Heady stuff for a vampire series, but both True Blood and Twilight play with an element of moral ambiguity in regards to their risen-from-the-grave protagonists and others of their kind; in these worlds vampires can be good, bad or indifferent – in other words, like humans. Previously, Buffy the Vampire Slayer and its spin-off Angel played with these notions a lot, creating a more well-rounded vampire that has to deal with jobs and relationships and struggling to find a place in the world beside that which has been carved for them.

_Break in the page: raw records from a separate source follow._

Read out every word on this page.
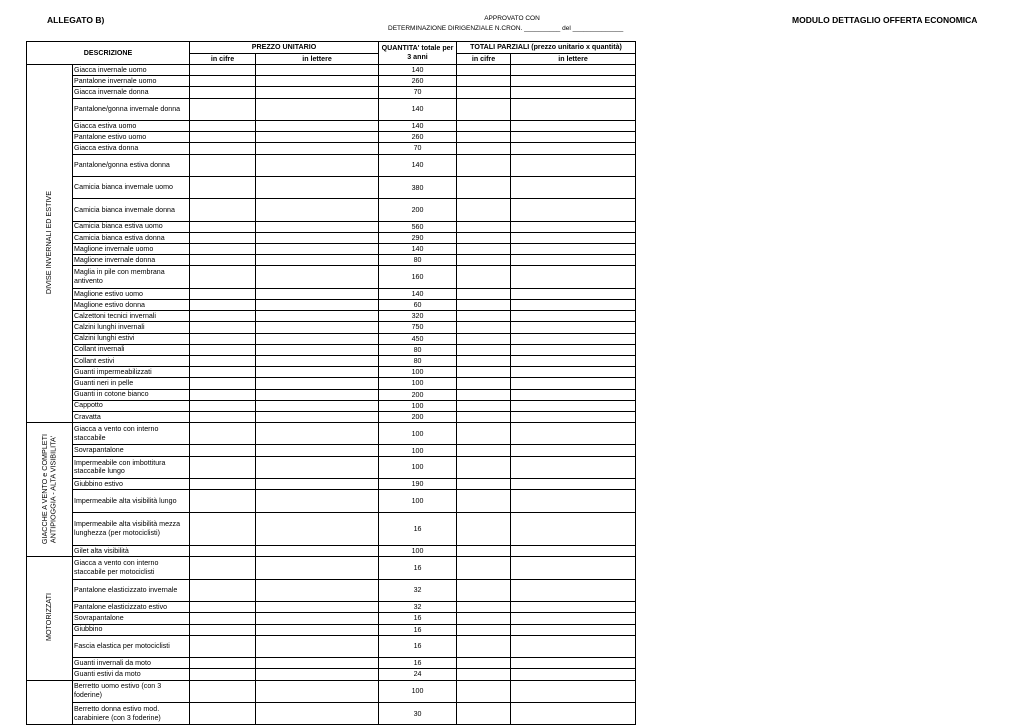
ALLEGATO B)	APPROVATO CON
DETERMINAZIONE DIRIGENZIALE N.CRON. __________ del ______________
MODULO DETTAGLIO OFFERTA ECONOMICA
DESCRIZIONE		PREZZO UNITARIO		QUANTITA' totale per 3 anni	TOTALI PARZIALI (prezzo unitario x quantità)	
		in cifre	in lettere		in cifre	in lettere
DIVISE INVERNALI ED ESTIVE	Giacca invernale uomo			140		
	Pantalone invernale uomo			260		
	Giacca invernale donna			70		
	Pantalone/gonna invernale donna			140		
	Giacca estiva uomo			140		
	Pantalone estivo uomo			260		
	Giacca estiva donna			70		
	Pantalone/gonna estiva donna			140		
	Camicia bianca invernale uomo			380		
	Camicia bianca invernale donna			200		
	Camicia bianca estiva uomo			560		
	Camicia bianca estiva donna			290		
	Maglione invernale uomo			140		
	Maglione invernale donna			80		
	Maglia in pile con membrana antivento			160		
	Maglione estivo uomo			140		
	Maglione estivo donna			60		
	Calzettoni tecnici invernali			320		
	Calzini lunghi invernali			750		
	Calzini lunghi estivi			450		
	Collant invernali			80		
	Collant estivi			80		
	Guanti impermeabilizzati			100		
	Guanti neri in pelle			100		
	Guanti in cotone bianco			200		
	Cappotto			100		
	Cravatta			200		
GIACCHE A VENTO e COMPLETI
ANTIPIOGGIA - ALTA VISIBILITA'	Giacca a vento con interno staccabile			100		
	Sovrapantalone			100		
	Impermeabile con imbottitura staccabile lungo			100		
	Giubbino estivo			190		
	Impermeabile alta visibilità lungo			100		
	Impermeabile alta visibilità mezza lunghezza (per motociclisti)			16		
	Gilet alta visibilità			100		
MOTORIZZATI	Giacca a vento con interno staccabile per motociclisti			16		
	Pantalone elasticizzato invernale			32		
	Pantalone elasticizzato estivo			32		
	Sovrapantalone			16		
	Giubbino			16		
	Fascia elastica per motociclisti			16		
	Guanti invernali da moto			16		
	Guanti estivi da moto			24		
	Berretto uomo estivo (con 3 foderine)			100		
	Berretto donna estivo mod. carabiniere (con 3 foderine)			30		
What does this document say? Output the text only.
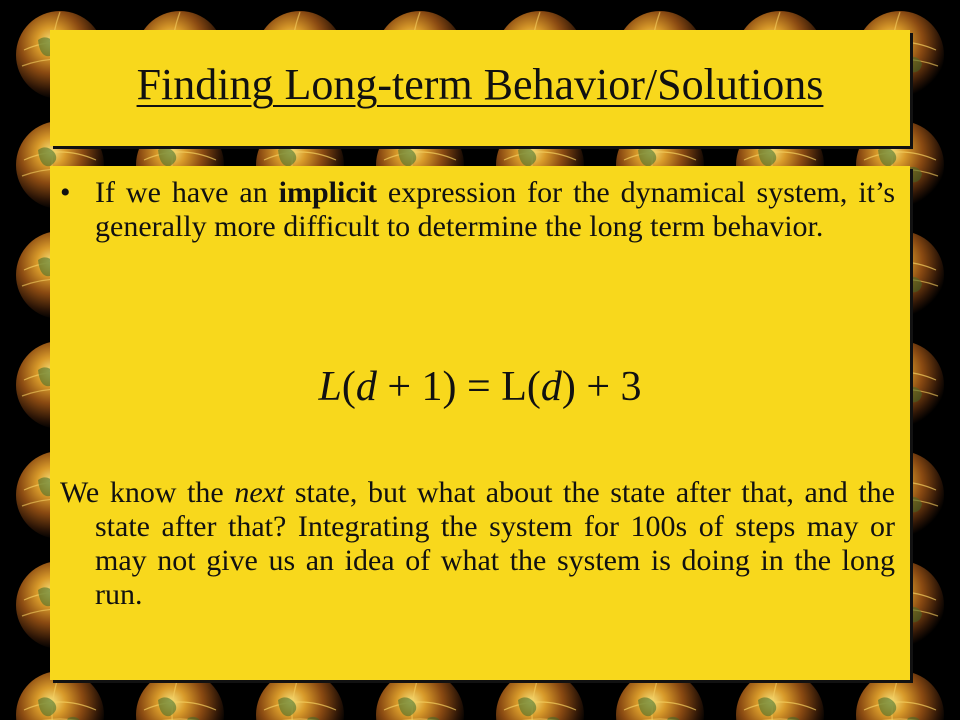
Finding Long-term Behavior/Solutions
• If we have an implicit expression for the dynamical system, it’s generally more difficult to determine the long term behavior.
L(d + 1) = L(d) + 3
We know the next state, but what about the state after that, and the state after that? Integrating the system for 100s of steps may or may not give us an idea of what the system is doing in the long run.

Back in Stoker’s day, the vampire was a personification for Victorian notions of repressed sexuality. It comes as no surprise than that as sex struggles to find its “proper” place in our modern age that vampires struggle as well to retain their footing. Is vampirism a metaphor for addiction; a self-destructive habit that leads to a dangerously altered personality, like Blade? Are they a pastiche for the faceless puppet masters we feel control our lives without our input? Or are they simply their own unique ethnic group trying to find their place in the melting pot of the modern world?

Basically, vampires will continue to serve whatever purpose we see fit to foist upon them. Now and in the future, they’ll remain a point of fascination for us, their human prey, in whatever form they take.

True Blood airs on the Movie Network Sundays at 9 pm
Twilight will be released in theatres on November 21st.